Sam is given a thousand hugs, almost all of them ending with the other person crying. Sam becomes numb to the tears. She’s adorable in her little black dress and makes me want to cry every time I see her. She knows what’s going on, but at the same time she doesn’t know. She’s been told Mummy has gone to Heaven, but a few times she’s asked if Mummy will be coming home over Christmas to visit. I wish I could cancel Christmas. I hate that the rest of the city gets something to enjoy.

Jodie’s coffin is covered in flowers. Most of the church is. The accountant in me is wondering how much all of this is costing, and thinking how death must be the most profitable business in the world since we all get around to doing it sooner or later. The father inside of me holds Sam’s hand tightly the entire time, drawing strength from her. The man inside me hurts, he’s screaming inside, he’s dying inside, he’s confused, and he doesn’t know what his future holds. The service lasts an hour. People come out of it saying it was “nice,” but it’s not the word I’d use. I don’t know what it is. Certainly not nice. “Devastating,” might be better. “Confusing” would work too. “Nice” seems to trivialize it.

Six people carry Jodie’s coffin outside. Her dad, her two brothers, and three friends. Their faces are strained but I don’t think it’s from the coffin being heavy. Her brothers had to fly in from different parts of the country and tomorrow will fly back out. I keep a firm grip on Sam’s hand as we walk behind them. Sam keeps a tight grip on her teddy bear with the other hand. The coffin is shiny and new and sure won’t be that way in a few hours from now. I wonder how heavy it is, what kind of percentage of the weight is from my wife.

We reach the hearse.

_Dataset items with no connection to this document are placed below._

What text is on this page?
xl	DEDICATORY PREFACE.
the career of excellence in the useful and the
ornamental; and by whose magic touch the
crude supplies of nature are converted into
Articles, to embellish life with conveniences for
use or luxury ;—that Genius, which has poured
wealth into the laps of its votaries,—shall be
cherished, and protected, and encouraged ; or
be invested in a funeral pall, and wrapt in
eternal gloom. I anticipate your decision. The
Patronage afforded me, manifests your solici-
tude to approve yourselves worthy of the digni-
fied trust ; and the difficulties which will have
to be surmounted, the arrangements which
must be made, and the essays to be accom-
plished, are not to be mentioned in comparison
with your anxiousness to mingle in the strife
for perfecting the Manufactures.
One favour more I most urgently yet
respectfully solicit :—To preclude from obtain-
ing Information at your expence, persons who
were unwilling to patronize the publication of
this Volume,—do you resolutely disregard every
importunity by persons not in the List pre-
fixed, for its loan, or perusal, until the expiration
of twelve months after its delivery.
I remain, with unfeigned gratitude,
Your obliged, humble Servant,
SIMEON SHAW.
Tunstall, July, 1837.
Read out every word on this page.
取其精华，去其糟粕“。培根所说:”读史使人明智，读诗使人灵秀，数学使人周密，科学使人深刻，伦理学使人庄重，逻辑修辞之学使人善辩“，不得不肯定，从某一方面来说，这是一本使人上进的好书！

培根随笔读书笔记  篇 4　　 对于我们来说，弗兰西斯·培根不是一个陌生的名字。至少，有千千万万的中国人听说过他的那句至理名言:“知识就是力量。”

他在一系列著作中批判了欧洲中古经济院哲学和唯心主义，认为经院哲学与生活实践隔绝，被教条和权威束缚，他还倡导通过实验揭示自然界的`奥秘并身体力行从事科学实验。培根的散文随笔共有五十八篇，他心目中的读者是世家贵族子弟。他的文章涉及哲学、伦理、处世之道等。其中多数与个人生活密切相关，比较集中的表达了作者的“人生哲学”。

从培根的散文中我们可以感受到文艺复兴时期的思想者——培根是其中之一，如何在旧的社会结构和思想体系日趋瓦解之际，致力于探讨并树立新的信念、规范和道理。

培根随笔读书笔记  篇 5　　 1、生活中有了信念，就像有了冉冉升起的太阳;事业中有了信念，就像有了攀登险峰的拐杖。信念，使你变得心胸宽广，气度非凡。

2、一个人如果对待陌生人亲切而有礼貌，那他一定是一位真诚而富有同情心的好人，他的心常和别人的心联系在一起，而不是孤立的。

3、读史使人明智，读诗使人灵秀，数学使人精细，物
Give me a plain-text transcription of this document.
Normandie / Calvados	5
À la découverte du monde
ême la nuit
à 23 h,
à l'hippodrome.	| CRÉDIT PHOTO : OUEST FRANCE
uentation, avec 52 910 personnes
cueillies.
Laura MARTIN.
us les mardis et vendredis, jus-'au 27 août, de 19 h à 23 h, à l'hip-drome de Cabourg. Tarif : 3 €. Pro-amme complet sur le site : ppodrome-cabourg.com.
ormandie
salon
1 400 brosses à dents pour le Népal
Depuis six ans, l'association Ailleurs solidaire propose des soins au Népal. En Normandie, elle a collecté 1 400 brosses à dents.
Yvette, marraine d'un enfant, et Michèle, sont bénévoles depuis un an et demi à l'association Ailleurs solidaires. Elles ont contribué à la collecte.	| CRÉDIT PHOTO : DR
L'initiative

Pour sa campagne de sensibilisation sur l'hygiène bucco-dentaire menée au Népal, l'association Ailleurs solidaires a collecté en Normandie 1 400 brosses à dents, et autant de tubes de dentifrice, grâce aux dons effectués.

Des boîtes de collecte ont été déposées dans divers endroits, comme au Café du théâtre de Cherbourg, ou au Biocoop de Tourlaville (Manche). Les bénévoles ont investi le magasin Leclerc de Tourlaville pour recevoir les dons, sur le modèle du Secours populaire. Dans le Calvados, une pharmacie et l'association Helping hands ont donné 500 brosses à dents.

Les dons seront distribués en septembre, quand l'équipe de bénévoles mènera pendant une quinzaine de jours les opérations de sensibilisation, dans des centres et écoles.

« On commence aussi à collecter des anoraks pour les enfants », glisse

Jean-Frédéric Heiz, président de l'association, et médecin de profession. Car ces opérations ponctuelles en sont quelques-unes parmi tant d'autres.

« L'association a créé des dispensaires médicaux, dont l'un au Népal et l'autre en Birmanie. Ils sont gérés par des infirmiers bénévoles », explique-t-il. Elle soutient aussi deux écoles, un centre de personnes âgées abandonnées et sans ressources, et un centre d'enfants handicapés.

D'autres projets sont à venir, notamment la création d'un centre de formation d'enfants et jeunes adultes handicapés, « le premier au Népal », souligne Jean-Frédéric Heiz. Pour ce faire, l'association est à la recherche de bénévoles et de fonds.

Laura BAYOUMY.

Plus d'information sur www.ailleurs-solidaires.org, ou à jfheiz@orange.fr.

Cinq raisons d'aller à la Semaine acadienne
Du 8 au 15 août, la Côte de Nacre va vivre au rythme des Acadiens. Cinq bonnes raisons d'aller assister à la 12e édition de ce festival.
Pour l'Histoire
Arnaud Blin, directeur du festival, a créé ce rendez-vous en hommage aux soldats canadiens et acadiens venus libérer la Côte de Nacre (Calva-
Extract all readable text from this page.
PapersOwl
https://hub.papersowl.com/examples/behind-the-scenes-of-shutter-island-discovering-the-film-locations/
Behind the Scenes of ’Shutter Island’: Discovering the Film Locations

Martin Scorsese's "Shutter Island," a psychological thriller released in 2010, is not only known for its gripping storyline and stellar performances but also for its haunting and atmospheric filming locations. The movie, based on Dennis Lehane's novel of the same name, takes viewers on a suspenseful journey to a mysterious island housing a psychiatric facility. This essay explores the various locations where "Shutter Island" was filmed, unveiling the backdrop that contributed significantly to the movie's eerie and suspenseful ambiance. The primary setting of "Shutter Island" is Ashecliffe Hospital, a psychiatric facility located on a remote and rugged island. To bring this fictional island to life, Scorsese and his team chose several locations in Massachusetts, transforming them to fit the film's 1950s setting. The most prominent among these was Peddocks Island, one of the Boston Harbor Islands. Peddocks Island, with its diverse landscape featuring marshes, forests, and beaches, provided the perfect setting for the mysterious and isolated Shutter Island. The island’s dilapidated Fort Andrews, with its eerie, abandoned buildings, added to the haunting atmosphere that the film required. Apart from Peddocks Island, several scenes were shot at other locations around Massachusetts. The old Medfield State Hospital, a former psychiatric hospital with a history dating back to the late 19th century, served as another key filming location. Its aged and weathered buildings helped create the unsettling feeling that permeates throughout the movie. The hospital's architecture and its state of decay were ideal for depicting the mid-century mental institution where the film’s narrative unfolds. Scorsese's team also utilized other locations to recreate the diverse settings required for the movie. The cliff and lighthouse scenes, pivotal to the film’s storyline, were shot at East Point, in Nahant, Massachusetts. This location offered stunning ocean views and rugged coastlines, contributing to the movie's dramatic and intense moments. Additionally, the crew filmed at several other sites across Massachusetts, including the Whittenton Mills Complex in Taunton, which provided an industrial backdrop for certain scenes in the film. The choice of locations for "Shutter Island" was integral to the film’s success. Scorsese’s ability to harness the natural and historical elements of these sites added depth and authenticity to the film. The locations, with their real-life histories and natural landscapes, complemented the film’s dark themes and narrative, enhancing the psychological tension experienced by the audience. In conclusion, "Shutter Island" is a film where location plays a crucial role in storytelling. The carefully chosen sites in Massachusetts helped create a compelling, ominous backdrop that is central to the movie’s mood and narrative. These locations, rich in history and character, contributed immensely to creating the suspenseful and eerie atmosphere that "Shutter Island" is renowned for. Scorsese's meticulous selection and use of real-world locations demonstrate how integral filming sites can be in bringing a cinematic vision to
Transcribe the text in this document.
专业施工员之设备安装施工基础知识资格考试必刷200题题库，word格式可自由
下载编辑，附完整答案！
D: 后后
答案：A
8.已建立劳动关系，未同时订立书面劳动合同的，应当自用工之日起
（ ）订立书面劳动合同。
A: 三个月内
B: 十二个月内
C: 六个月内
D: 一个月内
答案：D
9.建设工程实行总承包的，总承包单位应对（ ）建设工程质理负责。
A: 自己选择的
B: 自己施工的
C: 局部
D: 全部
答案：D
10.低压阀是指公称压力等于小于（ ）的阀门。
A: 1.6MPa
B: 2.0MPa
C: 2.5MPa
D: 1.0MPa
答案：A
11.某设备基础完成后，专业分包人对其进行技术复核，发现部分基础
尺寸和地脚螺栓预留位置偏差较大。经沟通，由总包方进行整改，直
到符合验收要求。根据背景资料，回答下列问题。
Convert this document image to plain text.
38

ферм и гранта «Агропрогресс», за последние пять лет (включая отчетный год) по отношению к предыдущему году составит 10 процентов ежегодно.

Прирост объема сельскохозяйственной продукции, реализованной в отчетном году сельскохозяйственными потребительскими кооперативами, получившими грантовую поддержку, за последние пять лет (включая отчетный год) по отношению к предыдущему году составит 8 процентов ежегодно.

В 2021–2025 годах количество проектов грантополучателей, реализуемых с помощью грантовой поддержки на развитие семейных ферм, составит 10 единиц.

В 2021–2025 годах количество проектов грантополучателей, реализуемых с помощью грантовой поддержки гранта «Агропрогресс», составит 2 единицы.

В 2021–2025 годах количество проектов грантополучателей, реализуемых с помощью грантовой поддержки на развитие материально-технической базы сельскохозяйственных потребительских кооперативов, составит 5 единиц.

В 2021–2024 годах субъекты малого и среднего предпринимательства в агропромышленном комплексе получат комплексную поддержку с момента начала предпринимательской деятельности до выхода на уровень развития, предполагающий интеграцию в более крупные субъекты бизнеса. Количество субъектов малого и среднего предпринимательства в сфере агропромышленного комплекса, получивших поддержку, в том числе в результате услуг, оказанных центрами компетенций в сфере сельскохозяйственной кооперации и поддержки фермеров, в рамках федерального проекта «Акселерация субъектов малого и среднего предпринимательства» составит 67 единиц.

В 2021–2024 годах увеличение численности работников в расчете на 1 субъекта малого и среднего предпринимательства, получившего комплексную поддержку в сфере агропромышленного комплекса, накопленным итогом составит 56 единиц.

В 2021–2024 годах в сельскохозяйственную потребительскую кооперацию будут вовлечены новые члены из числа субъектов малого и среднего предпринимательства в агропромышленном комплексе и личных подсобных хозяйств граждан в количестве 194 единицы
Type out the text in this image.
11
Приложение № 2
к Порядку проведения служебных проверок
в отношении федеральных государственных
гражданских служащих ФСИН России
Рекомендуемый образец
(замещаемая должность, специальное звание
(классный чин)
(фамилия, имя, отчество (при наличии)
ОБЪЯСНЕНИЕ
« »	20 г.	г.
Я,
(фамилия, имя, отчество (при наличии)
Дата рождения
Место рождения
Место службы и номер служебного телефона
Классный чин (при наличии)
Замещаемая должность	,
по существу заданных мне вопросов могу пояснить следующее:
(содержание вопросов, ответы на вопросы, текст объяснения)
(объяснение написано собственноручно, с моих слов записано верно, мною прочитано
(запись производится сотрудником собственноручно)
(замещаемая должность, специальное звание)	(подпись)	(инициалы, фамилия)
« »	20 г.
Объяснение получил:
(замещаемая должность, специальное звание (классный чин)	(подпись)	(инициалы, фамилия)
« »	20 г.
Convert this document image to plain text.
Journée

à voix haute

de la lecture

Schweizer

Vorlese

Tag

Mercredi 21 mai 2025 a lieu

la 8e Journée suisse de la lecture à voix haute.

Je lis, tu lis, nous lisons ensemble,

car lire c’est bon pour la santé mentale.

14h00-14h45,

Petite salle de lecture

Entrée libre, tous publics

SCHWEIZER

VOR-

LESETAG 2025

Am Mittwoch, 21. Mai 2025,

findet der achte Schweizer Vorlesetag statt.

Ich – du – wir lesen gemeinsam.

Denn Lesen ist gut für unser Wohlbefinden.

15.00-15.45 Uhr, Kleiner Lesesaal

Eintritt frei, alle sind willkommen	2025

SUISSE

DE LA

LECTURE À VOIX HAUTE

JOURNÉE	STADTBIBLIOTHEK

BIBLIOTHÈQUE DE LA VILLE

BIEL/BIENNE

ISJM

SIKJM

It’s shiny and black, while death is dull and black. The rear door is open, waiting for her, waiting for the men to slide my wife inside as if they were furniture movers. The door closes, then we all seem to stand around for a minute or two, not really sure what to do next until we all kind of figure it out, and the hearse leaves and we follow it. We all drive in a row, our headlights on, Jodie leading the way. It’s about a kilometer of winding road between the church and Jodie’s new home so the drive is short and I’m not sure why no one walked. We find the missing occupants of the media vans about thirty meters from the grave, some with cameras set up on tripods, others on shoulder mounts. These people don’t have any respect for Jodie, or for Sam or for myself, and none at all for the situation. They don’t care about our loss, they care only about ratings, and the thing I know for certain in this world is that one day these people will become victims to their own stories. One day somebody, maybe some other son of a serial killer, will pick these vultures off one by one. But that day is in the future, and today Sam is the granddaughter of a serial killer, daughter of a murder victim, and the media are already speculating about her too. They call her cute and adorable, they call her loss a tragic one, and they wonder what kind of woman she will turn into—her life has this dark blemish now, and combined with her genes . . . they want to know what she will become.

The same men who loaded Jodie in the hearse go about unloading her. My wife has become cargo, her final voyage about to begin. They carry her from the hearse to the grave, lowering her onto some weird scaffolding erected over the top of it. Father Jacob thinks of more he wants to add, then, at exactly 3:27 on a Monday afternoon, the scaffolding moves and my wife is lowered into the ground, the six men who carried her standing silent among the crowd, hurting, while the six men who did this to her spend their money in the streets of Christchurch, enjoying the beautiful summer’s day.